WASHINGTON -- U.S. officials on Sunday called Syria’s decision to allow a U.N. team to investigate the site of a purported chemical attack “too late to be credible,” signaling that the Obama administration was leaning toward a military intervention in the two-year-old civil war.
Great Britain, meanwhile, issued a statement that left no doubt that it believed the Syrian government was responsible for the alleged chemical attack Aug. 21 that left more than 300 people dead.

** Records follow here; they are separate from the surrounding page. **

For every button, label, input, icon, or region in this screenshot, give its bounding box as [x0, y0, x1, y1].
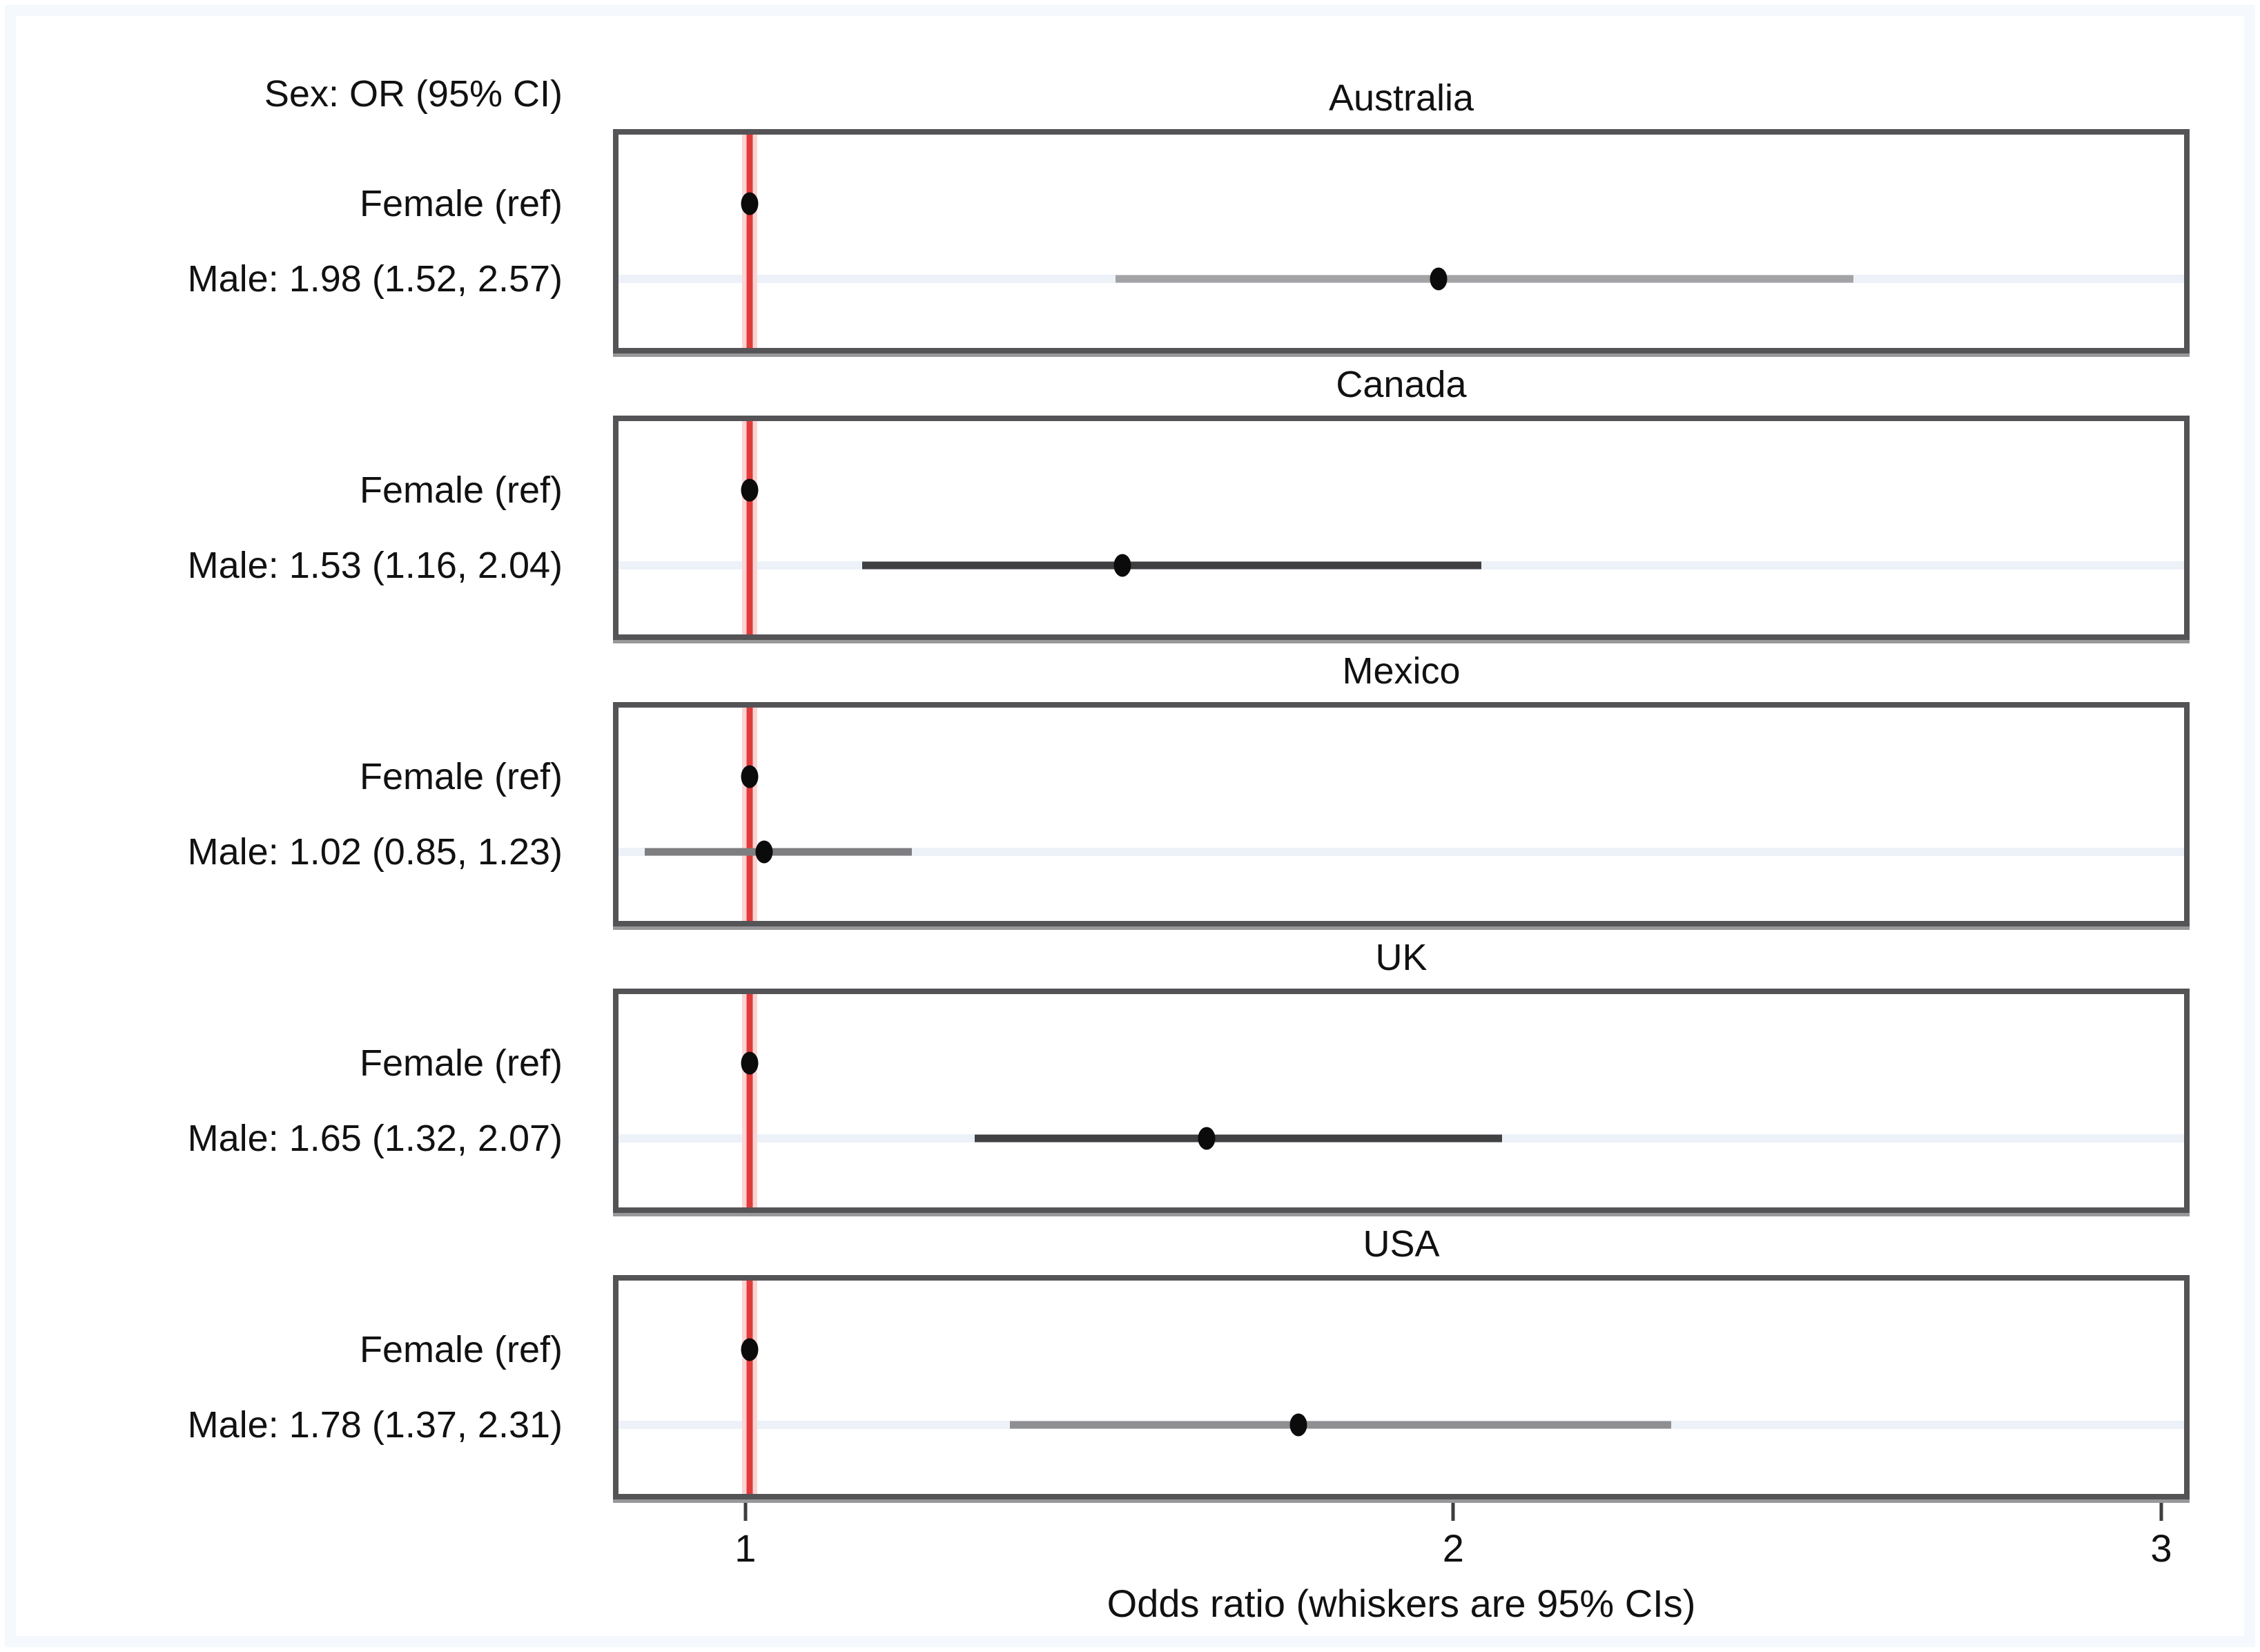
male-ci-whisker — [1010, 1421, 1671, 1429]
country-panel — [613, 1275, 2190, 1499]
male-row-label: Male: 1.02 (0.85, 1.23) — [187, 831, 563, 873]
female-ref-point — [741, 192, 759, 215]
male-row-label: Male: 1.98 (1.52, 2.57) — [187, 258, 563, 300]
female-ref-point — [741, 478, 759, 502]
female-row-label: Female (ref) — [359, 1329, 563, 1370]
male-or-point — [1113, 554, 1131, 577]
x-axis-tick-label: 2 — [1442, 1526, 1464, 1570]
country-panel — [613, 129, 2190, 353]
reference-line-or1-halo — [742, 1281, 758, 1494]
reference-line-or1-halo — [742, 421, 758, 634]
reference-line-or1 — [746, 135, 753, 348]
male-ci-whisker — [1116, 275, 1854, 283]
female-row-label: Female (ref) — [359, 183, 563, 224]
panel-title: UK — [1375, 937, 1428, 978]
male-row-label: Male: 1.78 (1.37, 2.31) — [187, 1404, 563, 1446]
country-panel — [613, 416, 2190, 640]
x-axis-title: Odds ratio (whiskers are 95% CIs) — [1107, 1582, 1696, 1625]
x-axis-tick — [743, 1503, 748, 1521]
reference-line-or1 — [746, 708, 753, 921]
panel-title: Mexico — [1342, 650, 1461, 692]
country-panel — [613, 702, 2190, 926]
female-ref-point — [741, 1051, 759, 1075]
reference-line-or1 — [746, 994, 753, 1207]
panel-title: Canada — [1336, 364, 1467, 405]
male-ci-whisker — [644, 848, 912, 856]
panel-title: USA — [1363, 1223, 1440, 1265]
reference-line-or1-halo — [742, 708, 758, 921]
panel-title: Australia — [1328, 77, 1474, 119]
male-row-gridline — [618, 848, 2184, 856]
male-row-label: Male: 1.65 (1.32, 2.07) — [187, 1118, 563, 1159]
x-axis-tick-label: 3 — [2150, 1526, 2172, 1570]
x-axis-tick — [2159, 1503, 2163, 1521]
reference-line-or1 — [746, 1281, 753, 1494]
female-row-label: Female (ref) — [359, 756, 563, 797]
reference-line-or1-halo — [742, 994, 758, 1207]
reference-line-or1 — [746, 421, 753, 634]
country-panel — [613, 989, 2190, 1213]
female-row-label: Female (ref) — [359, 1042, 563, 1084]
female-ref-point — [741, 765, 759, 788]
male-or-point — [755, 840, 773, 864]
male-or-point — [1289, 1413, 1307, 1437]
male-or-point — [1198, 1127, 1216, 1150]
column-header-label: Sex: OR (95% CI) — [264, 73, 563, 115]
female-ref-point — [741, 1338, 759, 1361]
male-ci-whisker — [862, 561, 1481, 570]
reference-line-or1-halo — [742, 135, 758, 348]
female-row-label: Female (ref) — [359, 469, 563, 511]
male-row-label: Male: 1.53 (1.16, 2.04) — [187, 545, 563, 586]
male-or-point — [1430, 267, 1448, 291]
x-axis-tick-label: 1 — [734, 1526, 757, 1570]
male-ci-whisker — [975, 1134, 1503, 1143]
x-axis-tick — [1451, 1503, 1455, 1521]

“We are clear in the British Government that it was the Assad regime that carried out this…large- scale chemical attack, last Wednesday that has led to the…agonizing deaths of so many hundreds of people, including, tragically, so many children,” British Foreign Secretary William Hague said in a statement. “The eyewitness accounts, the fact this area was under bombardment by the regime forces at the time that the chemical attack took place. It all points in that direction to the responsibility of the regime.”
But any strike against Syrian President Bashar Assad’s regime would occur over the misgivings of a majority of Americans, according to a new poll, and with only limited support from Congress. The fallout from such action includes likely retaliation from Iran, Russia and the Lebanese militant group, Hezbollah – Assad’s three chief foreign patrons – and could draw the United States deeply into a new Middle East conflict after years of entanglement in Iraq and Afghanistan.
However, many foreign policy analysts argue that after more than two years and a death toll exceeding 100,000, President Barack Obama has a moral imperative to step in now because of the escalation from the regime’s apparent use of chemical weapons in defiance of his warning that such warfare was a “red line.”
Statements from the administration over the weekend suggests that Obama’s extreme reluctance to wade into the bloody crisis was easing, though there were no details yet on a course of action as U.S. officials continued consultations with European and Arab allies.
Obama appeared to be shoring up international support for action, speaking with his second ally in as many days, French President Francois Hollande. The White House said the two discussed "possible responses by the international community" and agreed to stay in touch.
At a news conference Sunday in Malaysia, Defense Secretary Chuck Hagel reiterated that he’d prepared "options for all contingencies" at Obama’s request.
"We are prepared to exercise whatever option if he decides to employ one of those options," Hagel said.
Pressed on whether there will be a U.S. military response at some point, Hagel responded: "When we have more information, then that answer will become clear."
U.S. officials repeatedly have said that Syria should allow U.N. inspectors into Ghouta, the eastern suburb of Damascus where hundreds were killed last week in a suspected chemical attack, if it didn’t have anything to hide.
The Syrian government, via the state news agency SANA, said that it would allow the foreign inspectors into Ghouta after reaching an agreement with the U.N. that takes effect “immediately.” The report said that Syria was ready “to cooperate with the U.N. investigators to expose the false allegations of the terrorist groups accusing the Syrian forces of using chemical weapons.”